When I think about the recall vote in California or how Delta Airlines set up a special bankruptcy-proof pension plan just for top executives, or about how the Texas Republicans are trying to reapportion the House of Representatives districts in that state, I counterpoise these things with what the loss of Stephen D’Arrigo symbolizes for the produce industry.
I write about Mr. D’Arrigo (I knew him all my adult life and never would dream of calling him Steve, although he offered me that courtesy more than once), not because his loss will have great effect on the industry – the truth is that his passing will be unlikely to affect the business, as three of his sons have been ably running D’Arrigo Bros. Co. of New York.
Nor because the industry will lose a champion – although it is true that he was instrumental in moving the New York City Terminal Market to Hunts Point from Washington Street and was a tireless advocate of his industry and his city; true that he served on many a committee and board, and was a behind-the-scenes counselor to many, including this author.
Yet the loss we have suffered in losing Stephen D’Arrigo is incalculable, for he was, in the biggest city in the country, in one of the oldest industries in the world, a living reminder of an age when people put their own name on the company door, as if to tell the world that “I stand behind what happens here”.
He didn’t hate his competitors but worked for the advancement of all. With his family’s extensive involvement in both wholesaling and growing, he, perhaps uniquely, straddled two worlds and strove to help each understand the other better.
He didn’t do “whatever it takes” to win, and he felt an obligation to support those institutions, including this magazine, that he felt contributed to a better industry and a better world.
I went to his funeral in a modest church near his home, and I wondered if people there realized that this was a man who could have had his ceremony in St. Patrick’s Cathedral. The only obituary was a small notice in a local newspaper, although he was a man of stature and accomplishment and could have had a large obituary in The New York Times. But he was of another time and didn’t think getting fifteen minutes of fame was desirable.

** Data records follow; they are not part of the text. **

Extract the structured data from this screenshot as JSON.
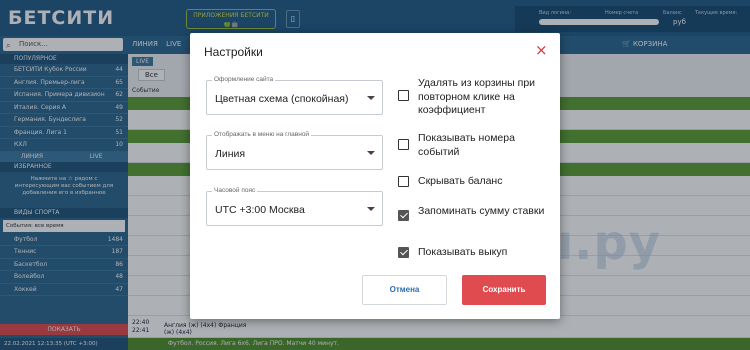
{
  "header": {
    "logo": "БЕТСИТИ",
    "apps_line1": "ПРИЛОЖЕНИЯ БЕТСИТИ",
    "apps_icons": "🍏🤖",
    "account_label1": "Вид логина:",
    "account_label2": "Номер счета",
    "balance_label": "Баланс",
    "time_label": "Текущее время:",
    "balance_value": "руб"
  },
  "nav": {
    "search_placeholder": "Поиск...",
    "liniya": "ЛИНИЯ",
    "live": "LIVE",
    "basket": "КОРЗИНА"
  },
  "sidebar": {
    "popular_title": "ПОПУЛЯРНОЕ",
    "items": [
      {
        "label": "БЕТСИТИ Кубок России",
        "count": "44"
      },
      {
        "label": "Англия. Премьер-лига",
        "count": "65"
      },
      {
        "label": "Испания. Примера дивизион",
        "count": "62"
      },
      {
        "label": "Италия. Серия А",
        "count": "49"
      },
      {
        "label": "Германия. Бундеслига",
        "count": "52"
      },
      {
        "label": "Франция. Лига 1",
        "count": "51"
      },
      {
        "label": "КХЛ",
        "count": "10"
      }
    ],
    "tab_liniya": "ЛИНИЯ",
    "tab_live": "LIVE",
    "favorites_title": "ИЗБРАННОЕ",
    "favorites_hint": "Нажмите на ☆ рядом с интересующим вас событием для добавления его в избранное",
    "sports_title": "ВИДЫ СПОРТА",
    "period": "События: все время",
    "sports": [
      {
        "label": "Футбол",
        "count": "1484"
      },
      {
        "label": "Теннис",
        "count": "187"
      },
      {
        "label": "Баскетбол",
        "count": "86"
      },
      {
        "label": "Волейбол",
        "count": "48"
      },
      {
        "label": "Хоккей",
        "count": "47"
      }
    ],
    "show_button": "ПОКАЗАТЬ",
    "datetime": "22.02.2021 12:13:35 (UTC +3:00)"
  },
  "modal": {
    "title": "Настройки",
    "close_label": "×",
    "selects": [
      {
        "label": "Оформление сайта",
        "value": "Цветная схема (спокойная)"
      },
      {
        "label": "Отображать в меню на главной",
        "value": "Линия"
      },
      {
        "label": "Часовой пояс",
        "value": "UTC +3:00 Москва"
      }
    ],
    "checkboxes": [
      {
        "label": "Удалять из корзины при повторном клике на коэффициент",
        "checked": false
      },
      {
        "label": "Показывать номера событий",
        "checked": false
      },
      {
        "label": "Скрывать баланс",
        "checked": false
      },
      {
        "label": "Запоминать сумму ставки",
        "checked": true
      },
      {
        "label": "Показывать выкуп",
        "checked": true
      }
    ],
    "cancel": "Отмена",
    "save": "Сохранить"
  },
  "watermark": "Букмекеры.ру",
  "main": {
    "live_tab": "LIVE",
    "all_btn": "Все",
    "event_header": "Событие",
    "bottom_row": "Футбол. Россия. Лига 6х6. Лига ПРО. Матчи 40 минут.",
    "match_row": "Англия (ж) (4х4) Франция (ж) (4х4)",
    "time1": "22:40",
    "time2": "22:41"
  },
  "colors": {
    "accent": "#e04b4f",
    "header_bg": "#1f5a86",
    "league_green": "#5a9d33"
  }
}
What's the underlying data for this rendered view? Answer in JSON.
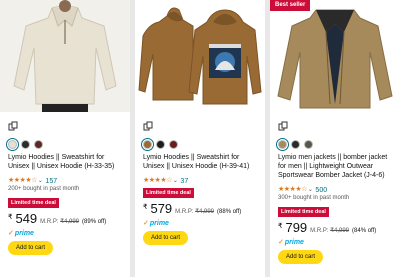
{
  "colors": {
    "star": "#de7921",
    "deal": "#cc0c39",
    "link": "#007185",
    "button": "#ffd814",
    "prime": "#00a8e1"
  },
  "products": [
    {
      "image_icon": "quarter-zip-hoodie-image",
      "swatch_colors": [
        "#e6e0d2",
        "#2b2b2b",
        "#5a2a22"
      ],
      "title": "Lymio Hoodies || Sweatshirt for Unisex || Unisex Hoodie (H-33-35)",
      "stars": "★★★★☆",
      "rating_value": 3.5,
      "review_count": "157",
      "bought": "200+ bought in past month",
      "deal": "Limited time deal",
      "currency": "₹",
      "price": "549",
      "mrp_label": "M.R.P:",
      "mrp": "₹4,999",
      "discount": "(89% off)",
      "prime": "prime",
      "add_to_cart": "Add to cart"
    },
    {
      "image_icon": "graphic-hoodie-image",
      "swatch_colors": [
        "#9a6a34",
        "#1d1d1d",
        "#6b1d1d"
      ],
      "title": "Lymio Hoodies || Sweatshirt for Unisex || Unisex Hoodie (H-39-41)",
      "stars": "★★★★☆",
      "rating_value": 4,
      "review_count": "37",
      "deal": "Limited time deal",
      "currency": "₹",
      "price": "579",
      "mrp_label": "M.R.P:",
      "mrp": "₹4,999",
      "discount": "(88% off)",
      "prime": "prime",
      "add_to_cart": "Add to cart"
    },
    {
      "image_icon": "bomber-jacket-image",
      "badge": "Best seller",
      "swatch_colors": [
        "#a78a5c",
        "#2a2a2a",
        "#555a48"
      ],
      "title": "Lymio men jackets || bomber jacket for men || Lightweight Outwear Sportswear Bomber Jacket (J-4-6)",
      "stars": "★★★★☆",
      "rating_value": 3.5,
      "review_count": "500",
      "bought": "300+ bought in past month",
      "deal": "Limited time deal",
      "currency": "₹",
      "price": "799",
      "mrp_label": "M.R.P:",
      "mrp": "₹4,999",
      "discount": "(84% off)",
      "prime": "prime",
      "add_to_cart": "Add to cart"
    }
  ]
}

Aggrandizement of his person was a concept alien to him
Much that is wrong in the world is because laws have become the only constraining factor in people’s behavior. So rappers curse on their songs, comics curse in their stand-up routines, a great basketball player explains he is innocent, as he didn’t rape but only committed adultery.
I’m no fan of Gray Davis and the recall is completely constitutional. Equally, the Texas Republicans were denied their due in the last reapportionment of seats in the house, and there is no law against redistricting for the second time after the census comes out. Delta’s plan to keep top executives by installing a “bankruptcy-proof” pension plan follows the letter of every rule and regulation.
Most of what makes life bearable, however, is not dictated by any law; it is dictated by custom and tradition, often grounded in rules of conduct established by religious faith.
So Delta Airlines casually breaks the connection between employees and bosses, in California they casually set aside the custom of only holding elections on a set schedule, and in Texas, they toss aside the custom that reapportionment happens only once every decade.
The life of Stephen D’Arrigo was devoted to building his business and raising his family. Yet he was a man of faith, constrained not just by the letter of the law but also by concepts of right and wrong.
Stephen D’Arrigo was a subtle, respectful and kind man. He would invite me to lunch and would ask me questions as if I didn’t have a hundred times more to learn from him than he from me. And he cared more than most. He never saw me without inquiring as to prosperity of my business.
He knew the answers in his very bones to questions that have been forgotten. He didn’t talk much, though; you had to learn his lessons by observation. So in a world of rough men, I never heard him use a profanity, and he wore a suit to the office showing respect to his employees, his customers, his suppliers, his family and himself.
Perhaps I make him sound too somber; he was not. He enjoyed his friends; each winter he would go to Florida and call up all the old fruit men from New York and have a lunch to renew acquaintances and remember old times.
He built a business from scratch but loved his children. He found time to coach their teams and be part of their lives. I call some of his children my friends, and they would blush if they knew how he would speak of them in private, with his eyes lighting up when he would point to their happiness and a tear in his eye when he would mention their heartbreaks.
And he had an eye for beauty too. He did a number of acquisitions in business, but his smartest merger was with Mary Jane, whose vibrant spirit lifted him to accomplish all he did. The first time I saw Stephen D’Arrigo was on the walk-in Hunts Point when my father introduced us. The last was a visit to his winter apartment in Boca Raton, and on the shelf sits a great, and recent, a photo of Mary Jane D’Arrigo white water rafting.
It is said that when Thomas Jefferson and John Adams died within moments of each other on July 4, 1826, fifty years to the day after the signing of the Declaration of Independence, the country saw the hand of providence at work.
So when Stephen D’Arrrigo passed away on July 4, 2003, the fifty-fifth anniversary of his journey to New York from Boston to open D’Arrigo Bros. Co. of New York, we can see divinely laid bookends to a life well lived. We shall not see his kind again.